Now comes news that the U.S. government, at the prodding of Republicans in Congress, has not vetted captured documents and intelligence from Iraq before posting it on the web for bloggers and the new breed of I.F. Stones to analyze. The result has been the inevitable round of "Oh, shit."

The documents, roughly a dozen in number, contain charts, diagrams, equations and lengthy narratives about bomb building that nuclear experts who have viewed them say go beyond what is available elsewhere on the Internet and in other public forums. For instance, the papers give detailed information on how to build nuclear firing circuits and triggering explosives, as well as the radioactive cores of atom bombs.

“For the U.S. to toss a match into this flammable area is very irresponsible,” said A. Bryan Siebert, a former director of classification at the federal Department of Energy, which runs the nation’s nuclear arms program. “There’s a lot of things about nuclear weapons that are secret and should remain so.”

Well, it's not as if Osama didn't have his own personal centrifuge consultant in A.Q. Khan up until a short while ago. And if the Turbaned One is sifting through countless .gov URLs to find such hot epistemology on how to destroy the world, then I suppose we should be grateful that someone out there is doing his homework.

I can already hear the keyboards feverishly chirping away at the headquarters of MoveOn.org and Antiwar.com: "Ha! The greatest irony of all in this dirty war is that by taking out Saddam we've finally enabled him to build WMD — everywhere except in Iraq!"  I wonder why these schematics for nuclear and chemical weapons were being kept by the Ba'ath. Everyone knows the regime was "contained" and harmless. Something to remind Chemical Ali of the good old days, perhaps?

The real story is that there are 48,000 boxes of Iraqi state documents that no one in Washington seems to be eager to dig through himself. Three years after their seizure and we're just now finding out that contents might be deemed inappropriate for some viewers. The investigations shouldn't be into whether prewar intelligence was doctored and distorted — it should be into whether anyone's bothered to look into the postwar stuff. "'Reviewing the documents for release would add an unnecessary burden on busy intelligence analysts,' [some intelligence officials] argued." What the hell else are they up to at Langley these days?

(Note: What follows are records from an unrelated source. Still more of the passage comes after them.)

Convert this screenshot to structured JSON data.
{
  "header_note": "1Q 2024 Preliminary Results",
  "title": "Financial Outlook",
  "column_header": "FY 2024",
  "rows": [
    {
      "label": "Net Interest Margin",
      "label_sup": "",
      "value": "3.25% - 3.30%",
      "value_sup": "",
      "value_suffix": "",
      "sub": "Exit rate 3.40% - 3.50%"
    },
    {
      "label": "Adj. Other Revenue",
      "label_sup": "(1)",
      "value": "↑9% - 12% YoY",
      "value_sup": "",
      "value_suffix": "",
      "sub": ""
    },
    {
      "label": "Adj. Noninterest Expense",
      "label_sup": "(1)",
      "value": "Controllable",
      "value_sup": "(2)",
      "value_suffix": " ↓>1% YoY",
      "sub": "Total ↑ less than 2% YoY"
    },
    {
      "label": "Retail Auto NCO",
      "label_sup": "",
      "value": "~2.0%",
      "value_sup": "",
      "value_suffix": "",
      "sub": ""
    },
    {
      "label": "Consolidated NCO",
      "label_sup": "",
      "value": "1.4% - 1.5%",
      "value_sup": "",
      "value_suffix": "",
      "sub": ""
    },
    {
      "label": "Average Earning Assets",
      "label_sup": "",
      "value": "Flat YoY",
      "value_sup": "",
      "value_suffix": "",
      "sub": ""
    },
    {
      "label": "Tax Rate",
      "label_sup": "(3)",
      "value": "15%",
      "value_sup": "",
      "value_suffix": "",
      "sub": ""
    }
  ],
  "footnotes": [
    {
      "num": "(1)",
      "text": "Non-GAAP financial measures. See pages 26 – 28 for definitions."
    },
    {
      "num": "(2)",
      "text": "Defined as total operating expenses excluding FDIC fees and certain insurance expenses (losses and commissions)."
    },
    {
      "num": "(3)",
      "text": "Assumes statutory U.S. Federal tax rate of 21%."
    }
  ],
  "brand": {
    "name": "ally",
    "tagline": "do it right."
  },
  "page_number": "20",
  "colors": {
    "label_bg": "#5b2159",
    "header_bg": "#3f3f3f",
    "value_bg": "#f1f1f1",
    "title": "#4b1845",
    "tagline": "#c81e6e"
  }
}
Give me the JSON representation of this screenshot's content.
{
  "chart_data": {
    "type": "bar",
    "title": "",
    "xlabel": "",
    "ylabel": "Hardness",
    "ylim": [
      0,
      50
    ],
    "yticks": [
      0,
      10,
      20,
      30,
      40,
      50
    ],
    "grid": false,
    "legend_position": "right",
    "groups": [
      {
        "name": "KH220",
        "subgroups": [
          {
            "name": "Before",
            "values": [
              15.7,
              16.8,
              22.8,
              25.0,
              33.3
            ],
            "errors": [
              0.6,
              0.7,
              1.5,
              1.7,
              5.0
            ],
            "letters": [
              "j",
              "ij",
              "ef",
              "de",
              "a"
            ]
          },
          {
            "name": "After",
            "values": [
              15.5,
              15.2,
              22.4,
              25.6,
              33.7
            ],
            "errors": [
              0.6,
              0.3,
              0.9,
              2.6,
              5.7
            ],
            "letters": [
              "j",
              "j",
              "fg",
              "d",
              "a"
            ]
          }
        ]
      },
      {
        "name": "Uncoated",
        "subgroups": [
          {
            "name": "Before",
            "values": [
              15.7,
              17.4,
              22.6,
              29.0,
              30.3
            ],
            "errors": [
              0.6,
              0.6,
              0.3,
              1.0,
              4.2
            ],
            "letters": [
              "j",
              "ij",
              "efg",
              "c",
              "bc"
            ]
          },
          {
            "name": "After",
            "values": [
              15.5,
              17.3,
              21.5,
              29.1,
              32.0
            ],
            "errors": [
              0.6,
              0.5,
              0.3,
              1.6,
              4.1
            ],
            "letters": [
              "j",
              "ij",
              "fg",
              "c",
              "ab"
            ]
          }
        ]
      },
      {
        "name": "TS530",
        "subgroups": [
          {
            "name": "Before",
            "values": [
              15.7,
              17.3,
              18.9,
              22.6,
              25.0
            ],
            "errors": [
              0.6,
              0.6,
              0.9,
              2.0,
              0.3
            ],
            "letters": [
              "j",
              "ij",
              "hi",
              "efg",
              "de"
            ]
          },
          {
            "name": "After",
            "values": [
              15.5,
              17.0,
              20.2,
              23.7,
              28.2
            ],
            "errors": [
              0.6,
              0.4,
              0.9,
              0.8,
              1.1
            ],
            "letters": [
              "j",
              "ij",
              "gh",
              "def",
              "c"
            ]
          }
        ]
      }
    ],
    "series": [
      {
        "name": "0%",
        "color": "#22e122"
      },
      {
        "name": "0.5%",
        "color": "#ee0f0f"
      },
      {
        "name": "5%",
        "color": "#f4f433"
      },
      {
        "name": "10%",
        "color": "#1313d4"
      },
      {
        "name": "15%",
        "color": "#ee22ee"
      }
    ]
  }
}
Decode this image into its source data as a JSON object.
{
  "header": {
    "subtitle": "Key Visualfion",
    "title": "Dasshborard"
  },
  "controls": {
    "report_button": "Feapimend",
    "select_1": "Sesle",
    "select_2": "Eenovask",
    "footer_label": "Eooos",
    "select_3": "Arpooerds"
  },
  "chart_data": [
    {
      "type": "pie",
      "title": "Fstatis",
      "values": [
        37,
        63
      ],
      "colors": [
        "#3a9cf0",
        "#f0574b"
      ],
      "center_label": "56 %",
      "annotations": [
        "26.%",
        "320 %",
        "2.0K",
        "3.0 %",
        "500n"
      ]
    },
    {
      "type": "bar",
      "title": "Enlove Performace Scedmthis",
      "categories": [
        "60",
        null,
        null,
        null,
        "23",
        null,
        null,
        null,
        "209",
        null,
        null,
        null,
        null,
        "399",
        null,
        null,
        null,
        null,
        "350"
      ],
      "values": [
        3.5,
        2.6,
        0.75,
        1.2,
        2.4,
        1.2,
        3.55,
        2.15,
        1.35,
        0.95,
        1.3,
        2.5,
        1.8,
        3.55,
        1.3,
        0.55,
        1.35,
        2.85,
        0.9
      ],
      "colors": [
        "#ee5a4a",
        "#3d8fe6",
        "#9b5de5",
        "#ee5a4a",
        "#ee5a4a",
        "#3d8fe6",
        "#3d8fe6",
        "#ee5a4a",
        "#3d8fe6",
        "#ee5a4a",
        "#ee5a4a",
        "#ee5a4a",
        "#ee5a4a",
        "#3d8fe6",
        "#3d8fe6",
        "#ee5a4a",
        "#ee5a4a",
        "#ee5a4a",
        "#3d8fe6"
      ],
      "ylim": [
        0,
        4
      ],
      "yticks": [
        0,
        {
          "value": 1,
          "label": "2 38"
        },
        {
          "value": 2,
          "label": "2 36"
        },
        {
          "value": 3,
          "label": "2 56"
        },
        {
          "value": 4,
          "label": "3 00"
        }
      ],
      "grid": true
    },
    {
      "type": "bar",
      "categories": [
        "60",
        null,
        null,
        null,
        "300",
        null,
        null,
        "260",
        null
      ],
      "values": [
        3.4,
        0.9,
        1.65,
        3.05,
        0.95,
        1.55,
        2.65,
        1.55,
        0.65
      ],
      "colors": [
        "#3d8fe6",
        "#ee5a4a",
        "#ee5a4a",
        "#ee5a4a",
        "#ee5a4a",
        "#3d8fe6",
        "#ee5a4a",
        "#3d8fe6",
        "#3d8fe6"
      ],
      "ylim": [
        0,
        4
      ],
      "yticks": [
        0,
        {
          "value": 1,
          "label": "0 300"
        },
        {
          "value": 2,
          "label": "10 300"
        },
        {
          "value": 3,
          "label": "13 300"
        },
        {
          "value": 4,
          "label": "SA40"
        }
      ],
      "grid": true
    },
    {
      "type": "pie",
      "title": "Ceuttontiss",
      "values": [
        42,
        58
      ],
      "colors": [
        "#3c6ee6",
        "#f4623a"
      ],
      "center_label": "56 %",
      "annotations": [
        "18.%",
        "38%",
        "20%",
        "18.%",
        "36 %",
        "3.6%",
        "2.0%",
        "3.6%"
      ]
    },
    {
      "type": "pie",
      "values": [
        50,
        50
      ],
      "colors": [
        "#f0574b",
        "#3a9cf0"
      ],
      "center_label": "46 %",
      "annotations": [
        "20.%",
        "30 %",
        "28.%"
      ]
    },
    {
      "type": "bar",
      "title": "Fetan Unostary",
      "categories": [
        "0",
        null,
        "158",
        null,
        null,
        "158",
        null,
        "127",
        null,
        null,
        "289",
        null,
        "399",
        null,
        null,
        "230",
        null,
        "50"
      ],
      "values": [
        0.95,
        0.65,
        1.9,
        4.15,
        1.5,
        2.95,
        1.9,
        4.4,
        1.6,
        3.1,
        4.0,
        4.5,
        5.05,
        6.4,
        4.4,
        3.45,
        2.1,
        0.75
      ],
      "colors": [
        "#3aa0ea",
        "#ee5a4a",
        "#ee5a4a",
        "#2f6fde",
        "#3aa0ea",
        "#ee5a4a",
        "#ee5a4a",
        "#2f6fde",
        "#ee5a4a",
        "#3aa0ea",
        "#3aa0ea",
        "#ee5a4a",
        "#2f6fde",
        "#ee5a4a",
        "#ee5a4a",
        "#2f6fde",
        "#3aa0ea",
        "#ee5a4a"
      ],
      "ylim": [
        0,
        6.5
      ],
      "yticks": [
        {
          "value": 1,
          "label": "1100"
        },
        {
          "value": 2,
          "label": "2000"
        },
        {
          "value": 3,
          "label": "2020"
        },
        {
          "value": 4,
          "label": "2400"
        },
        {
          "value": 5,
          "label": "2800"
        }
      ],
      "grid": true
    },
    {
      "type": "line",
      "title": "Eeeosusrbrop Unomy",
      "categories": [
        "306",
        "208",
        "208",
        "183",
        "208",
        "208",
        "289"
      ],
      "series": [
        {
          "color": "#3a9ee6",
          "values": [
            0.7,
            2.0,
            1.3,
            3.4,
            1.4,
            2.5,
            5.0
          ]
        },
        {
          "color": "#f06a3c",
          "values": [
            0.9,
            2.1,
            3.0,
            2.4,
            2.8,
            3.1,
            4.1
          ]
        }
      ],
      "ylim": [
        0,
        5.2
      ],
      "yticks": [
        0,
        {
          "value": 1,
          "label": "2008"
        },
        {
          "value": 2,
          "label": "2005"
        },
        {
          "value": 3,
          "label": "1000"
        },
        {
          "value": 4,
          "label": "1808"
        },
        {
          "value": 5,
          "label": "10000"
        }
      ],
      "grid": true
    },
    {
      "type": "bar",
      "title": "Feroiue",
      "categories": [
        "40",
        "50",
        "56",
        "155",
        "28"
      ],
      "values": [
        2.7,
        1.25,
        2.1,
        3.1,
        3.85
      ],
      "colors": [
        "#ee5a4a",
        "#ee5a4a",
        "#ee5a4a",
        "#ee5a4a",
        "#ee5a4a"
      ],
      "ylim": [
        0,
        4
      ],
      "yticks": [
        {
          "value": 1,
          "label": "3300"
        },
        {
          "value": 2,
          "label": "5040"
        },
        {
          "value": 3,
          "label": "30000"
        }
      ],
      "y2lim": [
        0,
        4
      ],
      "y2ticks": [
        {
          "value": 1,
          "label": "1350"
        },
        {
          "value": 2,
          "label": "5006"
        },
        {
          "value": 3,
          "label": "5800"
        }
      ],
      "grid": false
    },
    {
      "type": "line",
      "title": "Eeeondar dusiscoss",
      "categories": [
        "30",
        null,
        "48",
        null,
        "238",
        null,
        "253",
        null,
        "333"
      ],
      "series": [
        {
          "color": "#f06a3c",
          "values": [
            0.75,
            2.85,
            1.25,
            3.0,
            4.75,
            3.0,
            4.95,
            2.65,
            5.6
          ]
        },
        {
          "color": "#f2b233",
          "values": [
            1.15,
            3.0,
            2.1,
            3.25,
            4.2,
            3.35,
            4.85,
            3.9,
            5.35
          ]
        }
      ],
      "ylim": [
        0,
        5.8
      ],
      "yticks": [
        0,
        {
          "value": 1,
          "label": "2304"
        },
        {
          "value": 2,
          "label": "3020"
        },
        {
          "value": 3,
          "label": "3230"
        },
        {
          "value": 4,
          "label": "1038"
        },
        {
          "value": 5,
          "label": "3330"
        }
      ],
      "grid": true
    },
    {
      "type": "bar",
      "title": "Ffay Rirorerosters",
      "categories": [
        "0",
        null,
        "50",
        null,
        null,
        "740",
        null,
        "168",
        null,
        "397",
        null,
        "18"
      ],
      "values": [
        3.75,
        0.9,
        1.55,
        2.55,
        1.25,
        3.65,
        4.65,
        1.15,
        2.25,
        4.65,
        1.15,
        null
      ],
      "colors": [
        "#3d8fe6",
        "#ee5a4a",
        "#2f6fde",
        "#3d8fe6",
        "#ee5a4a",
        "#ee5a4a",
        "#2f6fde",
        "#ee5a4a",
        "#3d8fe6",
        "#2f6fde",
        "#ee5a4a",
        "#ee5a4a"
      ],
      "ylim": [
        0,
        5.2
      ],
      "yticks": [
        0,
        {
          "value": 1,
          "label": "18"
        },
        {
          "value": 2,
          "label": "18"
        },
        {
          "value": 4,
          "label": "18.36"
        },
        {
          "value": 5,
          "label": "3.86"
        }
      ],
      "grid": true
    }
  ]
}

Yet it is still given as an absolute certainty that Saddam was not in fact up to no good since Gulf War I, even as we continue to excavate more data about his wretched regime and even as discoveries from its archives continue to grab front-page headlines.

Bush and the war planners may have fashioned plenty of rods for their own backs, but so have those who presume to know everything there is to know about Iraq's long-term plans until 2003.